The location has been a revolving wheel for restaurants over the years. At least five, maybe six, establishments have tried their luck in the little building alongside the railroad tracks at the corner of Broughton and College in Sherman. By my lights, the most successful was the Glory to God restaurant, which was indeed a glorious invocation of down-home Southern cooking.


The current tenant, the College Street Diner, has proved to be a customer favorite as well, and has built a loyal following since its opening six years ago. The menu highlights a special each day — chicken fried chicken, chicken fried steak, Salisbury steak, beef tips, catfish and ribs — and adds a roster of salads, sandwiches, burgers and vegetables. The restaurant also sells home-canned jams, jellies, relishes and pickled vegetables under its own Sealed to Perfection label and offers custom smoking services for brisket, hams and turkeys.


It had been a while since I had eaten at the diner, so a friend and I made it our lunch stop recently. I went with the chicken-fried chicken daily special and chose fried cabbage and potato salad off the sides list. My friend ordered the club sandwich. Right after I placed the order, I hailed the waiter to say I wanted the gravy on the side. He complied, but noted that they would have to cook another piece of chicken. They did, and I waited while the waiter brought the club sandwich.

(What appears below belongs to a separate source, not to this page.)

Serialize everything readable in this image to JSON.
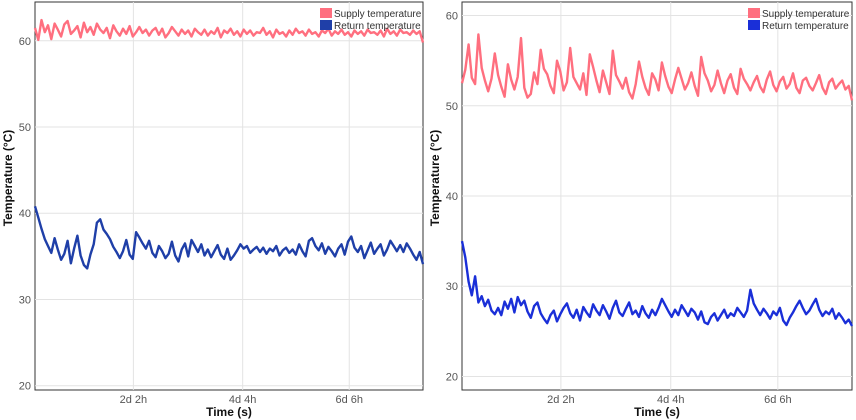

The sandwich was a winner all the way, with thick slices of baked ham, turkey, bacon and cheese on toast. The sandwich had been run under the broiler to melt the cheese and then dressed with mayo, lettuce, tomato and pickles. The presentation wasn’t much; the sandwich was cut in half rather than the usual quarters for a club and plopped on a plate. Nothing came with the sandwich, no chips or anything else unless ordered a la carte. A handful of chips or a small side would have been a good idea, but the sandwich was good, and the price was right.


My chicken fried chicken was a boneless skinless breast that had been flattened out and given a seasoned breading before cooking, and the flavor of the crunchy seasoned coating tended to overtake the taste of the thin breast meat. The fried cabbage was essentially stir-fried with a dash of Worcestershire sauce was pretty good, but I would stick to the boiled version next time out. The potato salad was OK, but nothing special.


I tried a piece of buttermilk pecan pie for dessert, and it was a hit. They obviously make their own crust, which was excellent, and the buttermilk filling was thick with chopped pecans.


There was only one waiter working the room the day we ate at the diner, and he seemed harried. He was doing his best, but the service was a little slow and distracted. The dining room is small, but two servers would seem the minimum to handle the lunch crowd.


The College Street Diner’s slogan is “Home cooking away from home,” and they do a pretty good job of matching that line. Of course, I suppose it depends on how good the cooking was in your home.